Die Geschichte von Amir, der in Gaza getötet wurde, während sie die Welt erschütterte, sucht die Familie nach seinem Körper.

Die Familie eines 10-jährigen Jungen, der beim Versuch, Hilfe von der israelischen und US-gebackenen Humanitären Gasstiftung (GHF) getötet wurde, hat noch nicht seinen Körper genommen, mehr als zwei Monate nach dem Verschwinden. Letzte Woche, pensionierte US-Armee Soldat Anthony Aguilar, [...]

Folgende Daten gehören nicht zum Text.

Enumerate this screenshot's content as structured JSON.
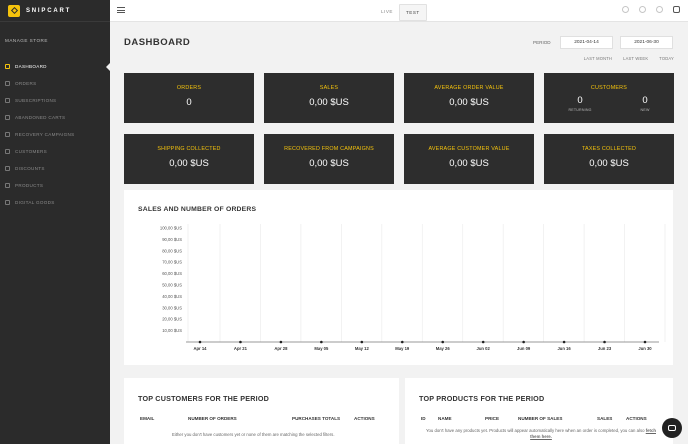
{
  "app": {
    "brand": "SNIPCART"
  },
  "sidebar": {
    "section_title": "MANAGE STORE",
    "items": [
      {
        "label": "DASHBOARD",
        "icon": "bar-chart-icon",
        "active": true
      },
      {
        "label": "ORDERS",
        "icon": "orders-icon"
      },
      {
        "label": "SUBSCRIPTIONS",
        "icon": "subscriptions-icon"
      },
      {
        "label": "ABANDONED CARTS",
        "icon": "cart-icon"
      },
      {
        "label": "RECOVERY CAMPAIGNS",
        "icon": "recovery-icon"
      },
      {
        "label": "CUSTOMERS",
        "icon": "user-icon"
      },
      {
        "label": "DISCOUNTS",
        "icon": "discount-icon"
      },
      {
        "label": "PRODUCTS",
        "icon": "tag-icon"
      },
      {
        "label": "DIGITAL GOODS",
        "icon": "globe-icon"
      }
    ]
  },
  "topbar": {
    "mode_live": "LIVE",
    "mode_test": "TEST"
  },
  "dashboard": {
    "title": "DASHBOARD",
    "period_label": "PERIOD",
    "date_start": "2021-04-14",
    "date_end": "2021-06-30",
    "quick_links": [
      "LAST MONTH",
      "LAST WEEK",
      "TODAY"
    ]
  },
  "stats": {
    "orders": {
      "label": "ORDERS",
      "value": "0"
    },
    "sales": {
      "label": "SALES",
      "value": "0,00 $US"
    },
    "aov": {
      "label": "AVERAGE ORDER VALUE",
      "value": "0,00 $US"
    },
    "customers": {
      "label": "CUSTOMERS",
      "returning": "0",
      "returning_label": "RETURNING",
      "new": "0",
      "new_label": "NEW"
    },
    "shipping": {
      "label": "SHIPPING COLLECTED",
      "value": "0,00 $US"
    },
    "recovered": {
      "label": "RECOVERED FROM CAMPAIGNS",
      "value": "0,00 $US"
    },
    "acv": {
      "label": "AVERAGE CUSTOMER VALUE",
      "value": "0,00 $US"
    },
    "taxes": {
      "label": "TAXES COLLECTED",
      "value": "0,00 $US"
    }
  },
  "chart_data": {
    "type": "line",
    "title": "SALES AND NUMBER OF ORDERS",
    "categories": [
      "Apr 14",
      "Apr 21",
      "Apr 28",
      "May 05",
      "May 12",
      "May 19",
      "May 26",
      "Jun 02",
      "Jun 09",
      "Jun 16",
      "Jun 23",
      "Jun 30"
    ],
    "y_ticks": [
      "10,00 $US",
      "20,00 $US",
      "30,00 $US",
      "40,00 $US",
      "50,00 $US",
      "60,00 $US",
      "70,00 $US",
      "80,00 $US",
      "90,00 $US",
      "100,00 $US"
    ],
    "ylim": [
      0,
      100
    ],
    "series": [
      {
        "values": [
          0,
          0,
          0,
          0,
          0,
          0,
          0,
          0,
          0,
          0,
          0,
          0
        ]
      }
    ],
    "grid": "vertical"
  },
  "top_customers": {
    "title": "TOP CUSTOMERS FOR THE PERIOD",
    "columns": [
      "EMAIL",
      "NUMBER OF ORDERS",
      "PURCHASES TOTALS",
      "ACTIONS"
    ],
    "empty_message": "Either you don't have customers yet or none of them are matching the selected filters."
  },
  "top_products": {
    "title": "TOP PRODUCTS FOR THE PERIOD",
    "columns": [
      "ID",
      "NAME",
      "PRICE",
      "NUMBER OF SALES",
      "SALES",
      "ACTIONS"
    ],
    "empty_message": "You don't have any products yet. Products will appear automatically here when an order is completed, you can also",
    "empty_link": "fetch them here."
  },
  "colors": {
    "accent": "#f5c30c",
    "sidebar_bg": "#2b2b2b",
    "card_bg": "#2d2d2d"
  }
}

Letzte Woche, ehemaliger US-Armee-Solder Anthony Aguilar, der als Söldner für die GHF arbeitete, sagte er, dass er am 28. Mai an einem GHF Reliefpunkt im südlichen Gazastreifen die israelischen Streitkräfte tötete Abdulrahim al-Jaraba.
Dieser junge Mann, Amir, kam zu mir bare und zerrissene Kleidung, die von seinem schwachen Körper hängen. Er hatte 12km dorthin gegangen, und als er dort kam, danke er uns für die kleinen Überreste und Krübs, die er gegeben hatte. Er legte sie auf den Boden, verließ seine Nahrung und legte seine Hände auf mein Gesicht, auf den Seiten meines Gesichts, auf meine Wangen, diese zarten, schwachen Hände legte sie auf mein Gesicht und küsste mich. Er küsste mich und sprach euch auf Englisch, danke euch. Und er versammelte seine Sachen und kehrte zur Gruppe” zurück, sagte Agular.
Dann schossen sie ihn mit Pfefferspray, Tränengas, Stun Granaten und Kugeln im Bein und dann in der Luft, und er lief aus Angst, während die israelische Armee die Menge schoss.
Exklusiv: Die Familie des 10-jährigen Abdulrahim Mohammed al-Jarabbea, bekannt durch seinen Spitznamen Amir, hat Anrufe nach einer internationalen Untersuchung in seinen Klerus zurückgesandt, nachdem ein perfekt verteiltes Video ihm gezeigt hat, dass er von einem US-amerikanischen in Gaza verkauft wurde.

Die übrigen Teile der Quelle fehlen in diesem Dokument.